There are no religious practices that allow for mutilation. Sheikh Uth-man Khan, Academic Dean of Critical Loyalty, a leading online school of Islamic sciences, strongly denounces FGM. In an email, Khan shares, “FGM is not a religious right at all. For something to be a religious right, there needs to be textual evidence. The scripture of Muslims doesn’t talk about it. Rather, the Quran warns against any type of mutilation.”

Surah 4:119 of the Quran strictly warns against behavior that will “change the creation of Allah.” Certainly, a brutal cut to the most intimate and sensitive part of a woman’s anatomy is a complete violation of what the highest authority text in the Islamic faith has to say. Surah 4:119 sees alterations that are against the natural design of God as allying with Satan, causing the individual to suffer a profound spiritual loss.
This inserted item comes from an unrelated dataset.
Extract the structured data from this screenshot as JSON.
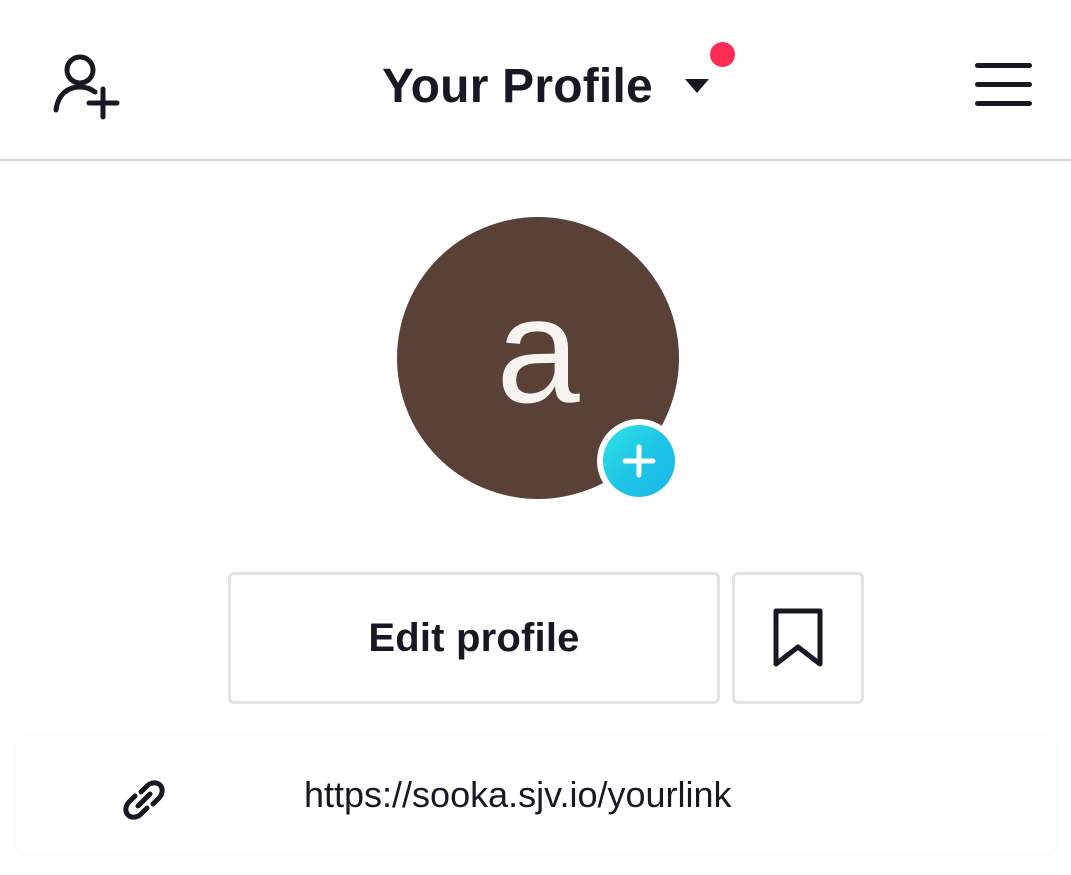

Across secular societies women have been rallying to end FGM, including the launch of a 2016 celebrity-studded U.K.-based campaign hashtagged #BrutalCut. And for years, many activists who value their old-world cultures have tried to simultaneously raise awareness of the dark underbelly of those civilizations that have failed to adapt to a modern world that protects the individual and cherishes human rights. FGM, often also seen as a right of passage into puberty, is another act of sexual violence against girls enacted by those closest to them, including their own mothers. It has no place in Western society and it must be challenged as aggressively at home as it is abroad.

Health organizations have also been working to draw attention to this hidden crisis of FGM that often goes undetected and unreported. The World Health Organization (WHO) has condemned the practice. The Center for Disease Control (CDC) published a 2016 report revealing a staggering figure: More than half a million U.S. women and girls had undergone FGM or were at risk in 2013. The number has escalated as immigrant communities continue to grow without reinforcements to integrate and adapt to American values — key among which is the right of an individual to be in full possession of her body and protected against abuse and victimization.